Nenek Bunga menaruh gelas di meja, kemudian bangkit dari sofa. "Lebih baik kamu cepat putus sama Danu. Dia nggak baik."
Mona tidak menyahut apa pun, hanya tersenyum kecil pada Nenek Bunga. Keduanya berjalan ke luar rumah. Ketika Nenek Bunga berpapasan dengan Danu, Nenek Bunga tidak mengatakan apa-apa dan menoleh pada Mona, pamit. Mona dan Danu menoleh ke arah Nenek Bunga hingga masuk ke dalam rumah di seberang rumah Mona.
"Nenek itu ngapain sih suka mampir ke rumah kamu? Kurang kerjaan banget," gerutu Danu. Sorot matanya yang menuntut itu mengarah pada Mona. "Bisa nggak, kamu nggak usah buka pintu untuk dia?
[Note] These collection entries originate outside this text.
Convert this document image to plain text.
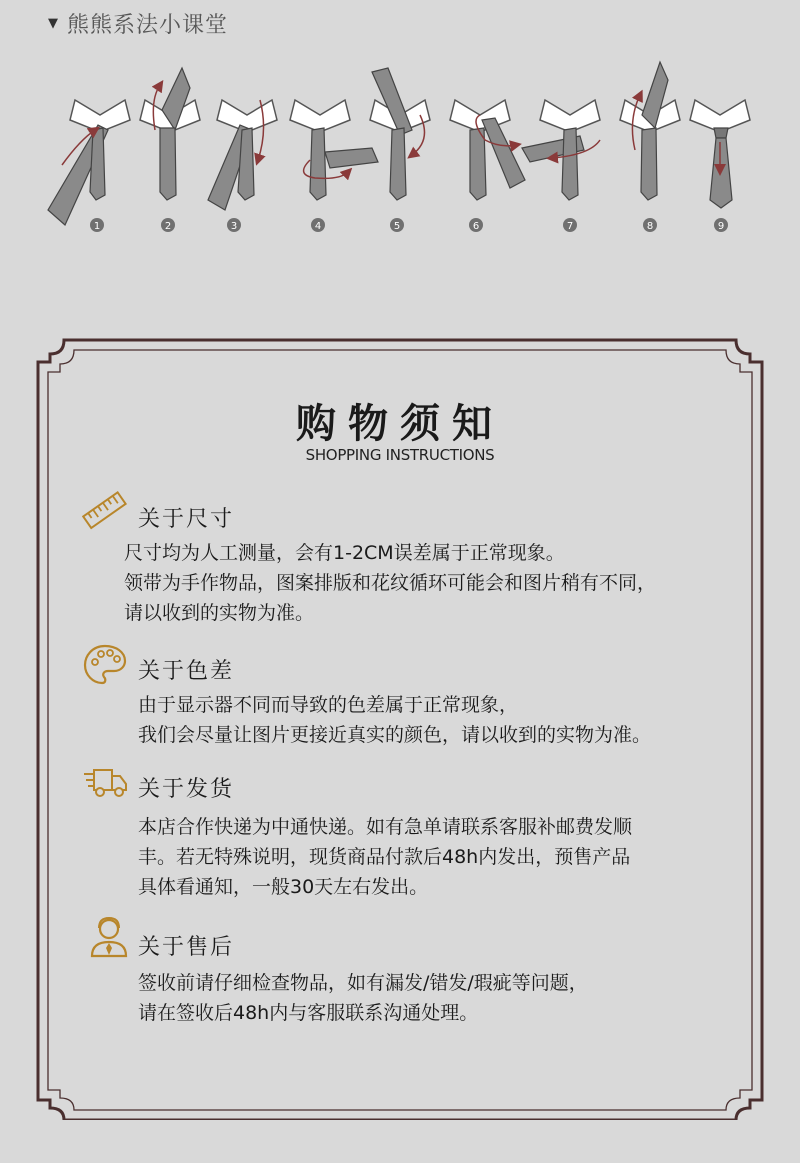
▼ 熊熊系法小课堂
1	2	3	4	5	6	7	8	9
购物须知
SHOPPING INSTRUCTIONS
关于尺寸
尺寸均为人工测量，会有1-2CM误差属于正常现象。
领带为手作物品，图案排版和花纹循环可能会和图片稍有不同，
请以收到的实物为准。
关于色差
由于显示器不同而导致的色差属于正常现象，
我们会尽量让图片更接近真实的颜色，请以收到的实物为准。
关于发货
本店合作快递为中通快递。如有急单请联系客服补邮费发顺
丰。若无特殊说明，现货商品付款后48h内发出，预售产品
具体看通知，一般30天左右发出。
关于售后
签收前请仔细检查物品，如有漏发/错发/瑕疵等问题，
请在签收后48h内与客服联系沟通处理。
Pura-pura aja nggak ada di rumah."
"Kita mau ke mana?" tanya Mona, mengalihkan pembicaraan.
"Ketemu teman-temanku. Sana siap-siap. Jangan lama."
Perut Mona seperti diremas sesuatu. Ia tidak suka tiap kali bertemu teman-teman Danu. Pandangan mata mereka seperti ... menghakimi Mona.
"Kok masih diem aja? Buruan."
Namun, bila ia membantah Danu, mereka akan bertengkar.
"Iya, aku siap-siap."
Mona tidak mau kehilangan Danu juga.